Work on client-side applications long enough and it’s just about inevitable that you’ll eventually want to make an AJAX request that breaches the browser’s XMLHttpRequest security restrictions. Limitations on cross-domain requests are great when they’re preventing malicious sites from malfeasing, but are a thorn in the side when they complicate your legitimate applications.

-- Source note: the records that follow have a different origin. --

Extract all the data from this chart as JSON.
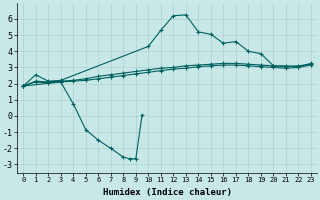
{
  "bg_color": "#c8e8e8",
  "grid_color": "#b0d0d0",
  "line_color": "#006060",
  "xlabel": "Humidex (Indice chaleur)",
  "xlim": [
    -0.5,
    23.5
  ],
  "ylim": [
    -3.5,
    7
  ],
  "yticks": [
    -3,
    -2,
    -1,
    0,
    1,
    2,
    3,
    4,
    5,
    6
  ],
  "xticks": [
    0,
    1,
    2,
    3,
    4,
    5,
    6,
    7,
    8,
    9,
    10,
    11,
    12,
    13,
    14,
    15,
    16,
    17,
    18,
    19,
    20,
    21,
    22,
    23
  ],
  "series": [
    {
      "x": [
        0,
        1,
        2,
        3,
        10,
        11,
        12,
        13,
        14,
        15,
        16,
        17,
        18,
        19,
        20,
        21,
        22,
        23
      ],
      "y": [
        1.85,
        2.55,
        2.15,
        2.2,
        4.3,
        5.3,
        6.2,
        6.25,
        5.2,
        5.05,
        4.5,
        4.6,
        4.0,
        3.85,
        3.1,
        3.1,
        3.05,
        3.25
      ]
    },
    {
      "x": [
        0,
        1,
        2,
        3,
        4,
        5,
        6,
        7,
        8,
        9,
        10,
        11,
        12,
        13,
        14,
        15,
        16,
        17,
        18,
        19,
        20,
        21,
        22,
        23
      ],
      "y": [
        1.85,
        2.15,
        2.1,
        2.15,
        2.2,
        2.3,
        2.45,
        2.55,
        2.65,
        2.75,
        2.85,
        2.95,
        3.0,
        3.1,
        3.15,
        3.2,
        3.25,
        3.25,
        3.2,
        3.15,
        3.1,
        3.05,
        3.1,
        3.2
      ]
    },
    {
      "x": [
        0,
        1,
        2,
        3,
        4,
        5,
        6,
        7,
        8,
        9,
        10,
        11,
        12,
        13,
        14,
        15,
        16,
        17,
        18,
        19,
        20,
        21,
        22,
        23
      ],
      "y": [
        1.85,
        2.1,
        2.05,
        2.1,
        2.15,
        2.2,
        2.3,
        2.4,
        2.5,
        2.6,
        2.7,
        2.8,
        2.9,
        2.95,
        3.05,
        3.1,
        3.15,
        3.15,
        3.1,
        3.05,
        3.0,
        2.95,
        3.0,
        3.15
      ]
    },
    {
      "x": [
        0,
        3,
        4,
        5,
        6,
        7,
        8,
        8.5,
        9,
        9.5
      ],
      "y": [
        1.85,
        2.1,
        0.75,
        -0.85,
        -1.5,
        -2.0,
        -2.55,
        -2.65,
        -2.65,
        0.05
      ]
    }
  ]
}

Traditionally, direct communication across the same-origin boundary required using a rickety (though clever) workaround called JSONP. JSONP is a reasonable compromise if all you need to do is make blind requests to a third-party API like Twitter, but comes up short if you need to use any HTTP verb other than GET. Of course, that’s a deal-breaking issue when you’re working with ASMX ScriptServices or ASPX page methods.
Luckily, a relatively new feature has been making its way into browsers which provides a robust solution to the cross-domain AJAX problem: CORS.
In this post, I’m going to show you how to recognize exactly which requests are cross-origin, how to enable CORS for your ASP.NET site, and the extra configuration necessary when you’re working with ASP.NET’s JSON-enabled services.
Before we get started, I want to emphasize that this approach won’t work with any version of IE prior to IE10. If supporting older versions of IE is a requirement in your target environment, you’re stuck with something like JSONP or a server-side proxy. This will work in any version of IE if Chrome Frame is installed and enabled by your site/server though.